Gradis’ciutta, i vini bianchi in degustazione
Iniziamo con una Gradis’ciutta Ribolla 2022, su vigneti in territorio italiano, quindi nel Collio, che ci ha decisamente sorpreso in positivo. Avete presente quelle ribolle un po’ pesantucce, quasi melliflue, sedutine, che si trovano spesso? Ecco questa è proprio tutt’altro: tesa come una corda di violino e scattante grazie a una spalla acida che invoglia a farsi anche (almeno) il secondo bicchiere. Al naso è elegantissima, un po’ agrumata e un po’ foglia di tè (ma quale tè direste voi e avreste ragione: io che sono un consumatore di darjeeling sarei tentato di dire quello, ma starei facendo lo sbruffone…) e un sottofondo di mela verde. Le cose classiche della ribolla insomma, ma qui in una amalgama di grande energia e piacevolezza.
Passiamo al Gradis’ciutta Pinot Grigio 2022 che passa su tutt’altro registro. A naso è preponderante la pera matura, ma sempre con una certa eleganza. In bocca entra potente e diremmo quasi arrogante, inondando i sensi con questa inebriante cremosità. Particolarmente interessante la lunga persistenza che lo rende adatto a pasti con piatti anche piuttosto complessi.
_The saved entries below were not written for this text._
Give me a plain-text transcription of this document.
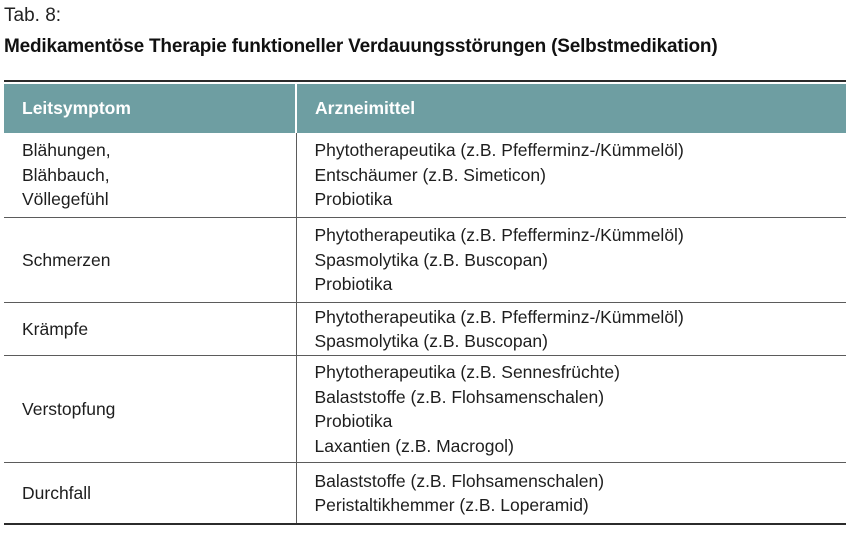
Tab. 8:
Medikamentöse Therapie funktioneller Verdauungsstörungen (Selbstmedikation)
Leitsymptom	Arzneimittel

Blähungen,
Blähbauch,
Völlegefühl	Phytotherapeutika (z.B. Pfefferminz-/Kümmelöl)
Entschäumer (z.B. Simeticon)
Probiotika

Schmerzen	Phytotherapeutika (z.B. Pfefferminz-/Kümmelöl)
Spasmolytika (z.B. Buscopan)
Probiotika

Krämpfe	Phytotherapeutika (z.B. Pfefferminz-/Kümmelöl)
Spasmolytika (z.B. Buscopan)

Verstopfung	Phytotherapeutika (z.B. Sennesfrüchte)
Balaststoffe (z.B. Flohsamenschalen)
Probiotika
Laxantien (z.B. Macrogol)

Durchfall	Balaststoffe (z.B. Flohsamenschalen)
Peristaltikhemmer (z.B. Loperamid)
Anche il Gradis’ciutta Friulano 2022 è potente e allo stesso tempo elegante. Qui spicca una notevole mineralità in bocca che lo rende un perfetto compagno di pranzi e cene non solo di pesce. Ampio ma con la sua bella spalla acida in bocca, a naso rende giustizia con un bouquet floreale intenso ma composto, che è un po’ il segno distintivo dei vini per questa annata di Gradis’ciutta.
Andiamo avanti con la Rebula (ribolla in sloveno) Sveti Nikolaj, che a onor del vero esce col nome del proprietario Robert Princic e non come Gradis’ciutta. Quindi non siamo nel Collio ma nel corrispondente sloveno, il Brda. Detto questo parliamo di un vino che aspetta anche un anno in botte grande prima di finire in bottiglia e si sente. Al naso è “importante”, forse persino troppo per un bianco e il gioco di scoprire i sentori secondari e terziari è particolarmente divertente mano a mano che la temperatura nel bicchiere scende. In bocca (per fortuna diciamo noi) l’opulenza si dà una calmata e grazie a una certa sapidità resta sufficientemente beverino e gioca pericolosamente sul confine (metaforico in questo caso) dell’assuefazione, tanta è la “roba” nel bicchiere.
Rischio che non si corre con il Gradis’ciutta Collio Riserva 2018, un riuscito blend di friulano, ribolla e malvasia che passa anch’esso per botti grandi ma mantiene grande eleganza ed equilibrio sia a naso che in bocca, dove ci ritroviamo avvolti in un perfetto mix tra acidità e persistenza. Un vino eccellente per serate d’eccezione che non stupisce al primo sorso ma che conquista con l’intera bottiglia. Insomma, di gran classe.
Ma c’è anche il rosso Monsvini
E qui si torna all’inizio dell’articolo. Monsvini 2018 è un blend classico di merlot, cabernet sauvignon e cabernet franc. I vigneti però sono un po’ nel Collio e un po’ nel Brda. Questo 2018 rimane fresco e sapido con un tannino ben presente ma non fastidioso. Lunghissima la persistenza e l’ammandorlato del finale rimane molto evidente al palato.